When the Achaic League was re-established in 280 BC BC Bura was ruled by a tyrant, but the residents in 275 BC. In his castle of refuge. In the neighboring town of Kerynea, their tyrant voluntarily gave up. Then Bura and Kerynea joined the Second Achaic Covenant. A number of ancient writers also mention the nearby oracle cave of Heracles Buraikos , which can still be visited today. In the cave, four dice were thrown on a table. Based on the signs on the dice, one could read the future on a blackboard. The pyramid-like cave is also depicted on a coin from the city of Bura.

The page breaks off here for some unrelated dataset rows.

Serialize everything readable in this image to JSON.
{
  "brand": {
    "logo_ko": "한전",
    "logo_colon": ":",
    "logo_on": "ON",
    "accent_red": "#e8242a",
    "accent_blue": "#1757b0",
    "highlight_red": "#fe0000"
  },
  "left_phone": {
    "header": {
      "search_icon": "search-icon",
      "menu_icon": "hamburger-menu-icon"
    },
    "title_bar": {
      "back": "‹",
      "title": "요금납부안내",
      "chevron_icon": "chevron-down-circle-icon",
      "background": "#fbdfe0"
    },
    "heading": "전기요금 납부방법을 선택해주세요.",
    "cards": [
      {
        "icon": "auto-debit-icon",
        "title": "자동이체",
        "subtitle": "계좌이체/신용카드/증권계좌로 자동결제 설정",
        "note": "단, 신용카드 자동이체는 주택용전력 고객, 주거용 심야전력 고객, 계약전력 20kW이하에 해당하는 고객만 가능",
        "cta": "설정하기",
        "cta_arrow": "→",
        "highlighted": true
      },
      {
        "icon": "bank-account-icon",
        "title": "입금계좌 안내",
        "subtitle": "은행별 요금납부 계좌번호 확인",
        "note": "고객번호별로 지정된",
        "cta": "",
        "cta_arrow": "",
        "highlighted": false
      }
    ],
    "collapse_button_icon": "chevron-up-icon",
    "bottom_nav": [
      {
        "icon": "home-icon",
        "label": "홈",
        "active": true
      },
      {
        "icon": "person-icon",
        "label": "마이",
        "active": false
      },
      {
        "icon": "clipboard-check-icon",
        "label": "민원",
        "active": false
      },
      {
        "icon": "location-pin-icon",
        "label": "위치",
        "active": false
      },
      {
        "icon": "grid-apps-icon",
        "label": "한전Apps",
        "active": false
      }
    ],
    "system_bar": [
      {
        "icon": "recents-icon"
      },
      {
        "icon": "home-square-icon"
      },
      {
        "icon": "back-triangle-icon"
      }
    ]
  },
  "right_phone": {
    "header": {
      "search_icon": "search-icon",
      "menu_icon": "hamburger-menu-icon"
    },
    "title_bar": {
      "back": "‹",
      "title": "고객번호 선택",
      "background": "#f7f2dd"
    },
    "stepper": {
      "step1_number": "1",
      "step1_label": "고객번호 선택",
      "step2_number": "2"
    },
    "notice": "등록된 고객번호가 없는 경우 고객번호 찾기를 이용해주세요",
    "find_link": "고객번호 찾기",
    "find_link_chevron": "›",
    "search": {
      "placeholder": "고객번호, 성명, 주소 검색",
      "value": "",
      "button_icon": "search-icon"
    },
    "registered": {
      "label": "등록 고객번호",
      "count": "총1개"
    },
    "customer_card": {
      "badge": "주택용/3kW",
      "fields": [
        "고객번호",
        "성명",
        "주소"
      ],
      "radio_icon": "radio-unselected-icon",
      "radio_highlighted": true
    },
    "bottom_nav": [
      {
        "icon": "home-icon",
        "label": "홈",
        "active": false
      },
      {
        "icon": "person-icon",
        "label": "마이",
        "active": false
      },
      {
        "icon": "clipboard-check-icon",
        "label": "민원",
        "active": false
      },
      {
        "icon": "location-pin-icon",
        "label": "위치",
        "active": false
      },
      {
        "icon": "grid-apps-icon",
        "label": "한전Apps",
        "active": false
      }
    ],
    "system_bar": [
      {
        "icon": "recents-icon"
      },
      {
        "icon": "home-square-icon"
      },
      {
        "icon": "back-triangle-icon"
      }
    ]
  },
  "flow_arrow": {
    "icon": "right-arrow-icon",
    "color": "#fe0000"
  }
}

Diocese of Bura / Kernitsa

Bura was mentioned as a town at the end of the 7th century AD just before the Slavic invasions. A medieval ruin on the ridge indicates that Bura was not completely abandoned. The church documents indicate that there was a bishopric of Bura-Kernitsa. Bura with its surroundings was called Kernitsa. In 1380 the bishop of Kernitsa, Mathaeus, dared to rise to the rank of metropolitan, but he only succeeded for ten months. The last bishop of Kernitsa and Kalavryta was Prokopios. He played a bigger role in the uprising of 1821 against Turkish rule and signed an appeal to the European consuls. In one document Prokopios is called "Bishop of Bura". designated. Apparently this is a relic of the traditional equation Bura-Kernitsa.

literature

Individual evidence

  1. ^ Samuel Wilhelm Hoffmann: Greece and the Greeks in antiquity. 1841, p. 836.
  2. Pausanias, Description of Greece 7,25,8.
  3. ^ A b c d Ernst Meyer: Peloponnesian migrations. Max Niehans, Zurich / Leipzig 1939, pp. 127 and 133–140.
  4. ^ Ernst Meyer: New Peloponnesian migrations. Francke, Bern 1957, pp. 82-86.
  5. Ovid, Metamorphoses 15.293.
  6. Pliny the Elder, Naturalis historia 2.94.
  7. Diodor, Bibliotheca historica 15: 4-8.
  8. Strabon, Geographika 8,7,5.
  9. ^ Ernst Meyer: New Peloponnesian migrations. Francke, Bern 1957, pp. 82-86.
  10. ^ Samuel Wilhelm Hoffmann: Greece and the Greeks in antiquity. 1841, p. 836.
  11. Polybios , History 2.41.
  12. ^ Samuel Wilhelm Hoffmann: Greece and the Greeks in antiquity. 1841, p. 836.